Die Stadt Esslingen will die Bedingungen für Fahrradfahrer verbessern. Foto: picture alliance /dpa/Daniel Bockwoldt

Die Stadt Esslingen will den Autoverkehr zurückdrängen. Im Frühjahr soll es dazu ein Konzept geben.

Esslingen - Die Stadt Esslingen arbeitet an einem Mobilitätskonzept. Wie aus der Verwaltung zu erfahren war, soll das Konzept mit dem Arbeitstitel „Gemeinsam unterwegs“ bis Ende März stehen. Im zweiten Quartal des Jahres, also ab März, sollen schon die ersten Projekte umgesetzt werden. Eine Präsentation, die den Gemeinderäten Ende des vergangenen Jahres vorgelegt wurde, zeigt, dass es vor allem darum geht, den Anteil jener Verkehrsteilnehmer zu vergrößern, die mit dem Nahverkehr und dem Fahrrad unterwegs sind. Deutlich verringern soll sich der Autoverkehr.

Der Autoanteil überwiegt

Dazu gibt es auch Zahlen: Zurzeit werden in Esslingen der Präsentation zufolge 54 Prozent der Wege mit dem Auto zurückgelegt, 24 Prozent zu Fuß, 15 Prozent mit Bus oder Bahn und sieben Prozent mit dem Fahrrad. Bis 2027 soll sich das ändern: 40 Prozent der Wege sollen dann nach den Vorstellungen der Verkehrsplaner mit dem Auto erledigt werden. Der Anteil der Fußgängerstrecke bliebe zwar etwa gleich, doch die Wege, die mit öffentlichen Verkehrsmitteln zurückgelegt werden, würde auf 20 Prozent steigen – also auf ein Drittel mehr. Die Strecke der Fahrradfahrer würde sich verdoppeln: Bis 2027 sollen 15 Prozent der Wege auf zwei Rädern zurückgelegt werden.

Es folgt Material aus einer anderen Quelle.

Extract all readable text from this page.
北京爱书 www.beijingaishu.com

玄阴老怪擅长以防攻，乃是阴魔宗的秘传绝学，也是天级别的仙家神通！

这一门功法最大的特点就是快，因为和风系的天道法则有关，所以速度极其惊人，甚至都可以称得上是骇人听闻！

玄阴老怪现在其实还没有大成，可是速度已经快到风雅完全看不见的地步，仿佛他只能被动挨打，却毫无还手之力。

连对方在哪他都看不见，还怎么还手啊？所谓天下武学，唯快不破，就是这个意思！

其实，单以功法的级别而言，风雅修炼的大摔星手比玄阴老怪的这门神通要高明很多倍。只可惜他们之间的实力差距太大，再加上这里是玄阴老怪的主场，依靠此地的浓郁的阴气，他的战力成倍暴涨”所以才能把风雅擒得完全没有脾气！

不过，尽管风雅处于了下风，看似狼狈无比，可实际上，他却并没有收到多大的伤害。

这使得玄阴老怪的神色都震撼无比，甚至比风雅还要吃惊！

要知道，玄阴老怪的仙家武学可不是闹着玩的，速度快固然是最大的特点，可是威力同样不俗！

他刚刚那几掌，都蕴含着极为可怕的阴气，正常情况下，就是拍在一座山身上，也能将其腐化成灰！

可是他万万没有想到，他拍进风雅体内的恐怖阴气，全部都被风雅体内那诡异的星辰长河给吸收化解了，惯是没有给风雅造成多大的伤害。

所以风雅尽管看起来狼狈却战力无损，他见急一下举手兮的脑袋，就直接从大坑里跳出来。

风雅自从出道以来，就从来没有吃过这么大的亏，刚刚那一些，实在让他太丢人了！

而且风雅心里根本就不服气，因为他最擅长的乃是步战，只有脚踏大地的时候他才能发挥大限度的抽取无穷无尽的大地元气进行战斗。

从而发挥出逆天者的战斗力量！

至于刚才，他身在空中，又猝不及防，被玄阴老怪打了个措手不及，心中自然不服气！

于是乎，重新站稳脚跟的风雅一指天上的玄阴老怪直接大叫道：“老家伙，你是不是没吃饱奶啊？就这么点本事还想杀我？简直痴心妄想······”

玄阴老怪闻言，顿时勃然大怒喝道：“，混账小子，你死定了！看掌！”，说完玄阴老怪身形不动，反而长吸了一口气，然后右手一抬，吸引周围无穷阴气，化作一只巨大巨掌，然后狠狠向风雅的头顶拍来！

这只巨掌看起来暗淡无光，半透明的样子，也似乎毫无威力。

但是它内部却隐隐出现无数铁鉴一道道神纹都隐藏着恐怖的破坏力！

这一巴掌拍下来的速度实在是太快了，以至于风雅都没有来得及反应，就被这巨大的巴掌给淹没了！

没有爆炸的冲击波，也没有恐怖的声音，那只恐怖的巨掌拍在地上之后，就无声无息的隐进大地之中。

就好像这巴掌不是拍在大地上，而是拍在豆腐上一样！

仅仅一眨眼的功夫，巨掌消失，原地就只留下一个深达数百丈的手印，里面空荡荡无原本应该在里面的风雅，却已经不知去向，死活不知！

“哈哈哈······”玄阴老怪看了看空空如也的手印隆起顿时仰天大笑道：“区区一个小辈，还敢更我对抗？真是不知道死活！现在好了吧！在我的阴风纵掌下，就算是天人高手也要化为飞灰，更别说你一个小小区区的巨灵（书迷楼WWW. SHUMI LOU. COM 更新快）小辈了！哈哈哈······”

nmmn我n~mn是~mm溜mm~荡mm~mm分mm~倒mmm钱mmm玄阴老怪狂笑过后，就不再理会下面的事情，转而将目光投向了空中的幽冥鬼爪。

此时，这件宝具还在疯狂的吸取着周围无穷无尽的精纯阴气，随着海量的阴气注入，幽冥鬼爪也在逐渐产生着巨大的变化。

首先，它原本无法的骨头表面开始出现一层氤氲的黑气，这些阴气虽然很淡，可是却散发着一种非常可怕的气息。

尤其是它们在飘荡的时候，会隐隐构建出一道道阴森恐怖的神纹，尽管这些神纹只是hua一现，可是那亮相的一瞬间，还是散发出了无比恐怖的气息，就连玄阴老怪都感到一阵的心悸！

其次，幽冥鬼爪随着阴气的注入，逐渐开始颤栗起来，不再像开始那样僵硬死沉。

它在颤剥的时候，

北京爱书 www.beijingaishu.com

Diese Zahlen stammen aus dem November des vergangenen Jahres, als die zweite Welle der Corona-Pandemie bereits anschwoll. Ob und inwiefern dies auf das Straßenverkehrsverhalten der Menschen Einfluss haben wird, wird möglicherweise das angekündigte Konzept zeigen. Im Vergleich zu bundesweiten Zahlen – die jüngste Erhebung stammt aus dem Jahr 2017 – sind in Esslingen weniger Autofahrer, aber auch weniger Fahrräder unterwegs. Stattdessen wir der öffentliche Nahverkehr stärker genutzt.

OB Zieger: Erstes Ziel erreicht

Generell gilt die Regel unter Verkehrsplanern: Je größer die Stadt, umso höher der Anteil derer, die den öffentlichen Nahverkehr nutzen. Je kleiner die Stadt, umso höher die Anzahl der Haushalte, die ein Auto benutzen.

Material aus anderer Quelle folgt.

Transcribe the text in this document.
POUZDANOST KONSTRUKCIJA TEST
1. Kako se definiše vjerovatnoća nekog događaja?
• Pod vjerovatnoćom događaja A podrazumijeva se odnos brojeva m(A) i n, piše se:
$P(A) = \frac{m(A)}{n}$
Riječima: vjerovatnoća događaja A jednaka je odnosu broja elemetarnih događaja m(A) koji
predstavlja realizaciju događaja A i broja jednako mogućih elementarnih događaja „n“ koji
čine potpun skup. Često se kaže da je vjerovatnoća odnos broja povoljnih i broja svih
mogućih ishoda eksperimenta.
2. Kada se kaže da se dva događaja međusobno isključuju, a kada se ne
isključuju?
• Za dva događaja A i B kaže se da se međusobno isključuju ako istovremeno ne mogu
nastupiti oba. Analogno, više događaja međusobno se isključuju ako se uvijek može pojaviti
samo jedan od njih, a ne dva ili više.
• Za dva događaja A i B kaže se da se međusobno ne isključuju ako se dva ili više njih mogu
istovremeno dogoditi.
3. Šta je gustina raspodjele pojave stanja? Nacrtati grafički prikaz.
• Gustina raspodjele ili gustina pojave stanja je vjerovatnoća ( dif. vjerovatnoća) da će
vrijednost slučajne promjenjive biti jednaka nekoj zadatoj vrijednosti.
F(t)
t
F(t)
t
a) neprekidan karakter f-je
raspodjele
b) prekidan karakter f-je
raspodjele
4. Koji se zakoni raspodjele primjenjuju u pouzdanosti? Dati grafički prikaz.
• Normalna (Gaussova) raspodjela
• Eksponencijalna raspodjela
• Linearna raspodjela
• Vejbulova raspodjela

Die Art der Mobilität steht in einem unmittelbaren Zusammenhang mit dem Klimaschutz. Die Stadt hatte sich verpflichtet, ihre CO2-Emissionen, gemessen am Jahr 2007, bis zum Jahr 2020 um 25 Prozent zu reduzieren. Oberbürgermeister Jürgen Zieger (SPD) geht davon aus, dass das Ziel erreicht wurde. Mit Zahlen, die dies belegen, sei im Frühjahr zu rechnen. Dann soll auch ein weiteres „ambitioniertes“ Klimaschutzprojekt vorgelegt werden.